Cry of the voters: Represent ME!

by John MacBeath Watkins

Okay, the floodgates are open. I'm doing a second political post.

I can't stop myself, because so much tosh has been written about the mood of American voters.

Supposedly, they are in an anti-incumbent mood, ready to throw the bums out, which should be bad news for the ruling party. This is supposed to be the Republicans' year.

In theory, one way to track this is through by-elections, those special elections that take place on a different schedule than general elections, generally to fill a vacant seat. Because they tend to have lower turnout, they should favor the party with the most enthusiastic (or ticked-off) voters. They also tend to favor the party with older voters and wealthier voters, because those are the people who tend to vote in all the elections, not just the big ones. In practice, that should mean Republicans have a second advantage in these elections.

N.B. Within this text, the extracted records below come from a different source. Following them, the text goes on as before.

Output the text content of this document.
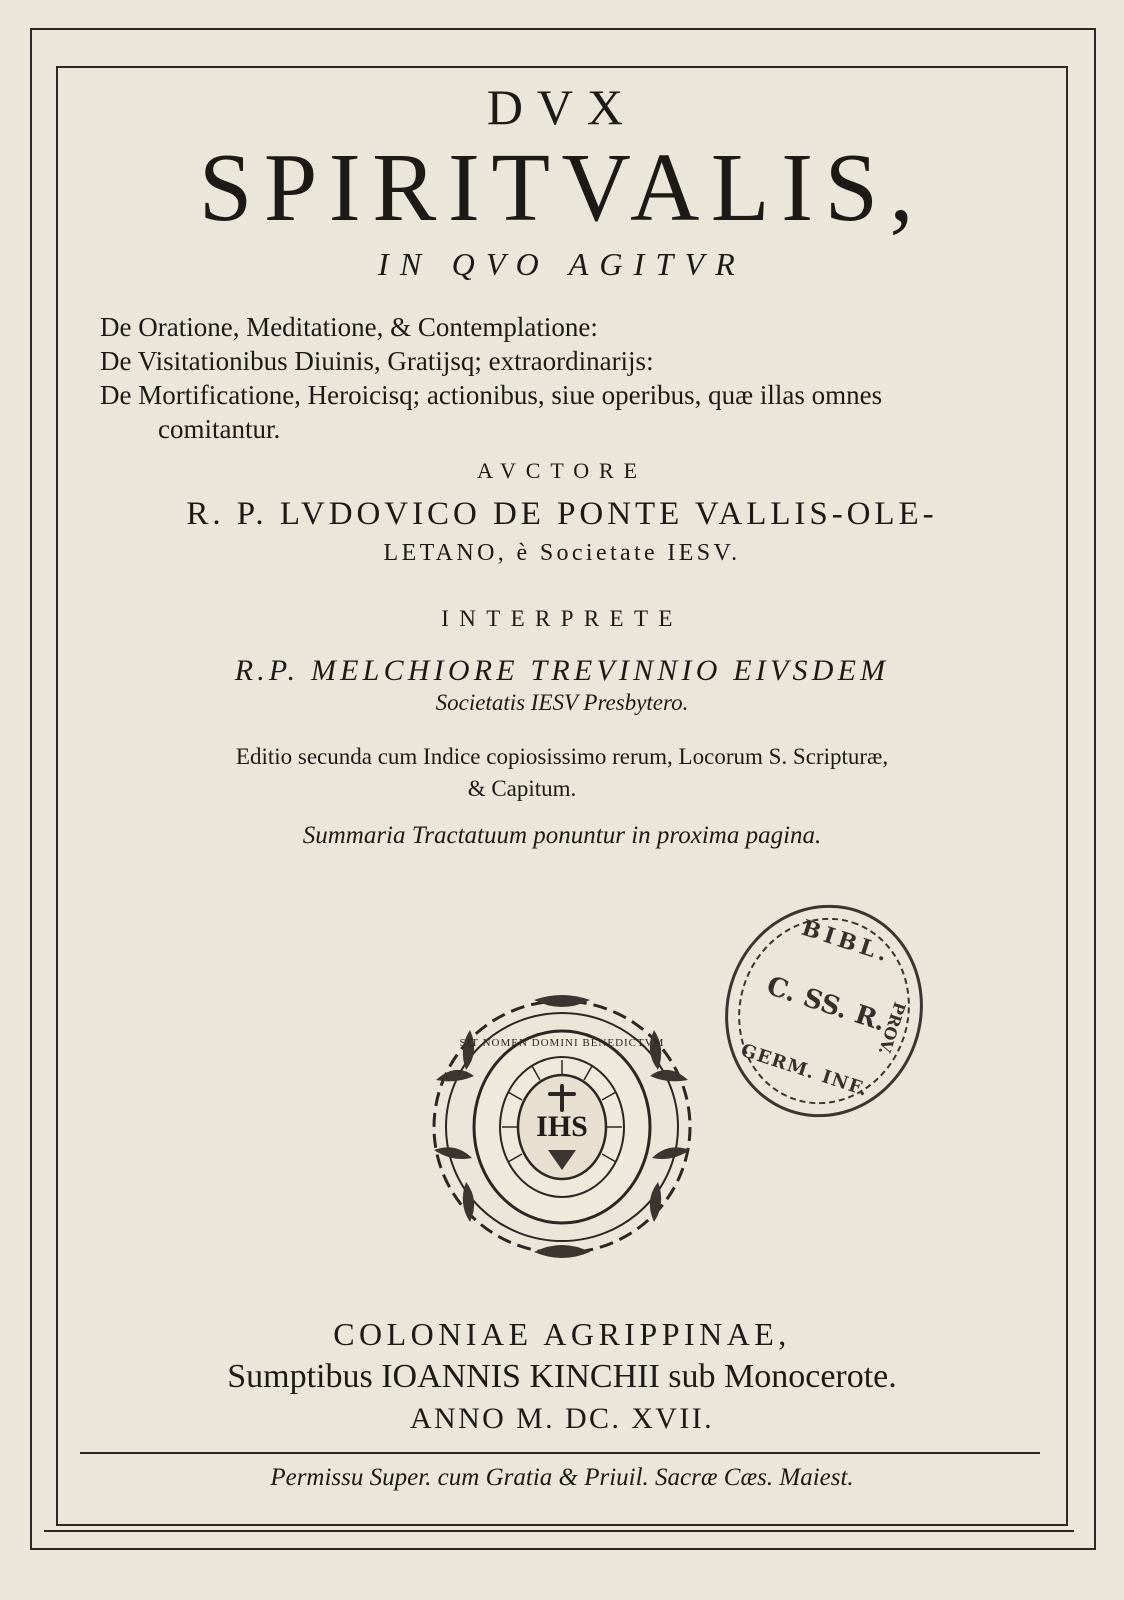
DVX
SPIRITVALIS,
IN QVO AGITVR
De Oratione, Meditatione, & Contemplatione:
De Visitationibus Diuinis, Gratijsq; extraordinarijs:
De Mortificatione, Heroicisq; actionibus, siue operibus, quæ illas omnes
comitantur.
AVCTORE
R. P. LVDOVICO DE PONTE VALLIS-OLE-
LETANO, è Societate IESV.
INTERPRETE
R.P. MELCHIORE TREVINNIO EIVSDEM
Societatis IESV Presbytero.
Editio secunda cum Indice copiosissimo rerum, Locorum S. Scripturæ,
& Capitum.
Summaria Tractatuum ponuntur in proxima pagina.
BIBL.
C. SS. R.
GERM. INF.
PROV.
IHS
SIT NOMEN DOMINI BENEDICTVM
COLONIAE AGRIPPINAE,
Sumptibus IOANNIS KINCHII sub Monocerote.
ANNO M. DC. XVII.
Permissu Super. cum Gratia & Priuil. Sacræ Cæs. Maiest.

So far during the Obama administration, there have been eight House by-elections, one of them in the Hawaiian district where Obama grew up.

That one went to the Republicans, because two Democrats split the Democratic vote. The other seven, NY20, IL5, CA32, CA10, NY23, FL19, and PA12, have gone to the Democrats. In NY 23, which had been reliably Republican for generations, two Republicans split the vote, but one of them announced she was withdrawing before the ballot -- and endorsed the Democrat.

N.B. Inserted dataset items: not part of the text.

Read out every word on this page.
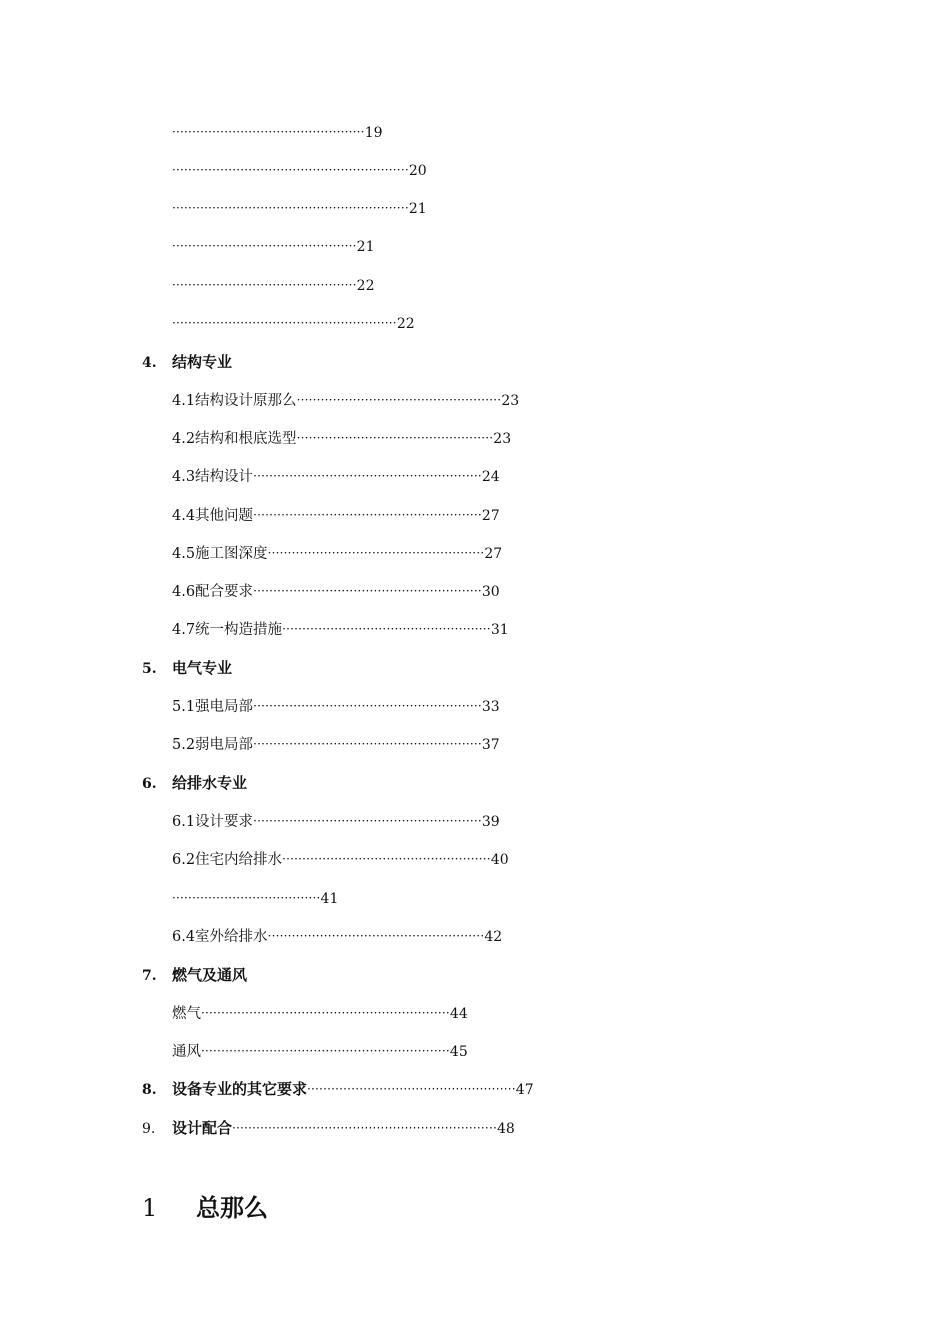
················································19
···························································20
···························································21
··············································21
··············································22
························································22
4. 结构专业
4.1结构设计原那么···················································23
4.2结构和根底选型·················································23
4.3结构设计·························································24
4.4其他问题·························································27
4.5施工图深度······················································27
4.6配合要求·························································30
4.7统一构造措施····················································31
5. 电气专业
5.1强电局部·························································33
5.2弱电局部·························································37
6. 给排水专业
6.1设计要求·························································39
6.2住宅内给排水····················································40
·····································41
6.4室外给排水······················································42
7. 燃气及通风
燃气······························································44
通风······························································45
8. 设备专业的其它要求····················································47
9. 设计配合··································································48
1 总那么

In Massachusetts, Republican Scott Brown famously defeated Democrat Martha Coakley for Edward Kennedy's old Senate seat.

These results don't indicate that people favor one of the political parties over the other. In fact, it looks to me like they don't favor the parties at all. Republicans have failed to take seats that they could have, because they tried to nationalize the campaigns and make them about President Obama and Speaker Nancy Pelosi. They were beaten by people who showed they knew their districts and knew the local issues their constituents cared about.

Coakley made several gaffes that made her look like she didn't know and/or care about things local. Criticized for going to a Washington fundraiser instead of campaigning, she said "as opposed to standing outside Fenway Park? In the cold?" Voters decided they were no more enthusiastic about her than she was about meeting them. Brown won not be being an ideologue, but by convincing voters he was one of them.

With their current representatives voting too often in a lockstep, party-line manner, with money corrupting the process and lobbyists writing legislation, voters want representatives who represent them, not a party or an ideology or an industry with lots of money to throw around.

In places like NY23, the Republicans have snatched defeat from the jaws of victory by putting up candidates who don't know the local issues. One would think by this time they would have learned their lesson, but organizations are not rational actors. If the party puts more emphasis on ideology than on knowing what the voters in a district or state want, it will get candidates who are ideologically pure, and knowing their turf will be a matter that does not affect the selection process.

If you are not serious about knowing the voters' needs and serving them, a candidate should expect rejection.